Distalbiss
Unter einem Distalbiss versteht man in der Zahnmedizin eine Unterkieferrücklage. Der Unterkiefer liegt im Verhältnis zum Oberkiefer zu weit hinten (lat.: distal). Der US-amerikanische Kieferorthopäde Edward H. Angle (1855–1930) definierte 1899 die Okklusion.[1] Demnach wird der Distalbiss als Angle-Klasse II definiert. Die Einteilung dieser Gebissanomalie wird gemäß der Okklusion der ersten unteren Molaren gegenüber den oberen ersten Molaren (Sechsjahrmolaren) getätigt. Ursache für die Positionsabweichung ist ein zu weit zurückstehender Unterkiefer (mandibuläre Retrusion) beziehungsweise ein zu weit vorstehender Oberkiefer (maxilläre Protrusion). Der Distalbiss mit zurückliegendem Unterkiefer ist die am häufigsten vorkommende Kieferfehlstellung und sehr oft kombiniert mit einem tiefen Biss.[2]
Kennzeichen von einem Distalbiss ist eine vergrößerte Frontzahnstufe, bei der zwischen den Schneidezähnen vom Oberkiefer und Unterkiefer beim Schlussbiss ein großer sagittaler Abstand von über 4 mm besteht.
Tiefer Biss
Im regulär geformten Gebiss überlappen die oberen Schneidezähne die unteren in der Vertikalen um etwa zwei bis drei Millimeter. Bei stärkerem vertikalen Überbiss spricht man vom tiefen Biss. Dieser kann bei extremer Ausprägung dazu führen, dass die unteren Schneidezähne die Gaumenschleimhaut berühren, beziehungsweise in diese hineinbeißen. Eine besondere Form des tiefen Bisses, bei dem die oberen Schneidezähne sehr steil stehen und die unteren Frontzähne total verdecken, wird Deckbiss genannt. Ein Einbiss der unteren Schneidezähne in die Gaumenschleimhaut kann zu Verletzungen ihrer und zu entzündlichen Veränderungen im Zahnhalteapparat (Zahnfleisch und Kieferknochen) führen.[3][4]
Therapie
Je nach Schweregrad des Distalbisses wird mit herausnehmbaren oder festsitzenden Apparaturen oder einer Kombination aus beiden behandelt.[5][6] Mit der Behandlung geht oft eine Profilverbesserung des Gesichtes einher.
Säuglingsalter
Der Distalbiss ist bei Neugeborenen eine normale Bisslage als harmonische Anpassung an die naturgemäße Art der Nahrungsaufnahme.
Distalbiss beim Hund
Beim Hund kommt der skelettale Distalbiss vor. Der Unterkiefer erscheint hier zu kurz, die Unterkieferincisiven liegen deutlich hinter den oberen Schneidezähnen, so dass es nicht zur Ausbildung eines Scherengebisses kommt.[7]
Einzelnachweise
- Angle E. H.: Classification of malocclusion. In: Dental Cosmos. 1899; 41. S. 248
- Wolfgang Bigenzahn: Orofaziale Dysfunktionen im Kindesalter: Grundlagen, Klinik, Ätiologie, Diagnostik und Therapie; 5 Tabellen. Georg Thieme, 2003, ISBN 978-3-13-100592-2, S. 15 (google.de).
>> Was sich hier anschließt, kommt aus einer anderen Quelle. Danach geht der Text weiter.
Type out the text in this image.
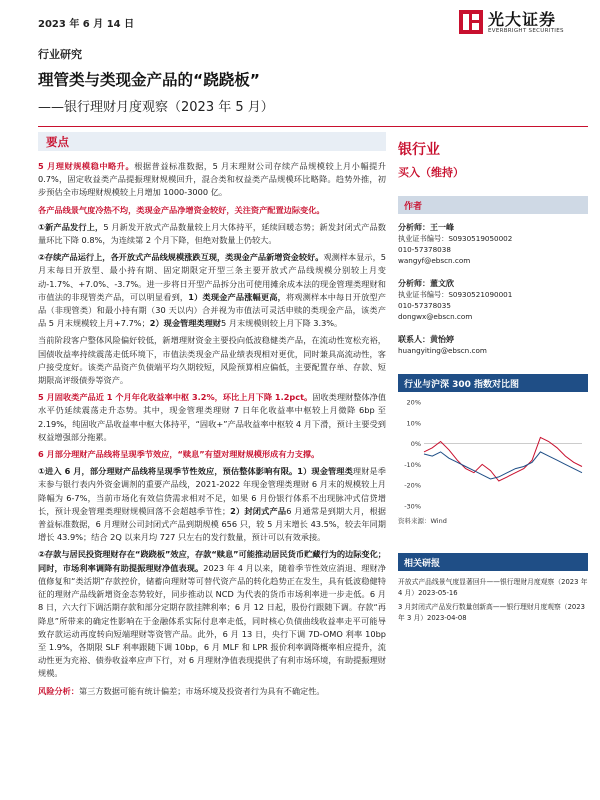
2023 年 6 月 14 日	光大证券
EVERBRIGHT SECURITIES
行业研究
理管类与类现金产品的“跷跷板”
——银行理财月度观察（2023 年 5 月）
要点

5 月理财规模稳中略升。根据普益标准数据，5 月末理财公司存续产品规模较上月小幅提升 0.7%，固定收益类产品提振理财规模回升，混合类和权益类产品规模环比略降。趋势外推，初步预估全市场理财规模较上月增加 1000-3000 亿。

各产品线景气度冷热不均，类现金产品净增资金较好，关注资产配置边际变化。

①新产品发行上，5 月新发开放式产品数量较上月大体持平，延续回暖态势；新发封闭式产品数量环比下降 0.8%，为连续第 2 个月下降，但绝对数量上仍较大。

②存续产品运行上，各开放式产品线规模涨跌互现，类现金产品新增资金较好。观测样本显示，5 月末每日开放型、最小持有期、固定期限定开型三条主要开放式产品线规模分别较上月变动-1.7%、+7.0%、-3.7%。进一步将日开型产品拆分出可使用摊余成本法的现金管理类理财和市值法的非现管类产品，可以明显看到，1）类现金产品涨幅更高，将观测样本中每日开放型产品（非现管类）和最小持有期（30 天以内）合并视为市值法可灵活申赎的类现金产品，该类产品 5 月末规模较上月+7.7%；2）现金管理类理财5 月末规模则较上月下降 3.3%。

当前阶段客户整体风险偏好较低，新增理财资金主要投向低波稳健类产品，在流动性宽松充裕，国债收益率持续震荡走低环境下，市值法类现金产品业绩表现相对更优，同时兼具高流动性，客户接受度好。该类产品资产负债端平均久期较短，风险预算相应偏低，主要配置存单、存款、短期限高评级债券等资产。

5 月固收类产品近 1 个月年化收益率中枢 3.2%，环比上月下降 1.2pct。固收类理财整体净值水平仍延续震荡走升态势。其中，现金管理类理财 7 日年化收益率中枢较上月微降 6bp 至 2.19%，纯固收产品收益率中枢大体持平，“固收+”产品收益率中枢较 4 月下滑，预计主要受到权益增强部分拖累。

6 月部分理财产品线将呈现季节效应，“赎息”有望对理财规模形成有力支撑。

①进入 6 月，部分理财产品线将呈现季节性效应，预估整体影响有限。1）现金管理类理财是季末参与银行表内外资金调剂的重要产品线，2021-2022 年现金管理类理财 6 月末的规模较上月降幅为 6-7%，当前市场化有效信贷需求相对不足，如果 6 月份银行体系不出现脉冲式信贷增长，预计现金管理类理财规模回落不会超越季节性；2）封闭式产品6 月通常是到期大月，根据普益标准数据，6 月理财公司封闭式产品到期规模 656 只，较 5 月末增长 43.5%，较去年同期增长 43.9%；结合 2Q 以来月均 727 只左右的发行数量，预计可以有效承接。

②存款与居民投资理财存在“跷跷板”效应，存款“赎息”可能推动居民货币贮藏行为的边际变化；同时，市场利率调降有助提振理财净值表现。2023 年 4 月以来，随着季节性效应消退、理财净值修复和“类活期”存款控价，储蓄向理财等可替代资产品的转化趋势正在发生，具有低波稳健特征的理财产品线新增资金态势较好，同步推动以 NCD 为代表的货币市场利率进一步走低。6 月 8 日，六大行下调活期存款和部分定期存款挂牌利率；6 月 12 日起，股份行跟随下调。存款“再降息”所带来的确定性影响在于金融体系实际付息率走低，同时核心负债曲线收益率走平可能导致存款运动再度转向短端理财等资管产品。此外，6 月 13 日，央行下调 7D-OMO 利率 10bp 至 1.9%，各期限 SLF 利率跟随下调 10bp，6 月 MLF 和 LPR 报价利率调降概率相应提升，流动性更为充裕、债券收益率应声下行，对 6 月理财净值表现提供了有利市场环境，有助提振理财规模。

风险分析：第三方数据可能有统计偏差；市场环境及投资者行为具有不确定性。

银行业
买入（维持）
作者
分析师：王一峰
执业证书编号：S0930519050002
010-57378038
wangyf@ebscn.com
分析师：董文欣
执业证书编号：S0930521090001
010-57378035
dongwx@ebscn.com
联系人：黄怡婷
huangyiting@ebscn.com
行业与沪深 300 指数对比图
20%
10%
0%
-10%
-20%
-30%
资料来源：Wind
相关研报

开放式产品线景气度显著回升——银行理财月度观察（2023 年 4 月）2023-05-16

3 月封闭式产品发行数量创新高——银行理财月度观察（2023 年 3 月）2023-04-08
- Klaus Rötzscher: Forensische Zahnmedizin. BoD – Books on Demand, 2003, ISBN 978-3-8334-0372-9, S. 60 ff. (google.de).
- Frank Nötzel, Christian Schultz: Leitfaden der kieferorthopädischen Diagnostik: Analysen und Tabellen für die Praxis. Deutscher Ärzteverlag, 2009, ISBN 978-3-7691-3369-1, S. 21 ff. (google.de).
- Rudolf W. Ott: Klinik- und Praxisführer Zahnmedizin. Georg Thieme, 2003, ISBN 978-3-13-131781-0, S. 543 ff. (google.de).
- Winfried Harzer: Lehrbuch der Kieferorthopädie. Deutscher Ärzteverlag, 1999, ISBN 978-3-446-18548-7, S. 198 ff. (google.de).
- Ernst-Günther Grünbaum: Klinik der Hundekrankheiten: 257 Tabellen. Georg Thieme, 2007, ISBN 978-3-8304-1021-8, S. 630 ff. (google.de).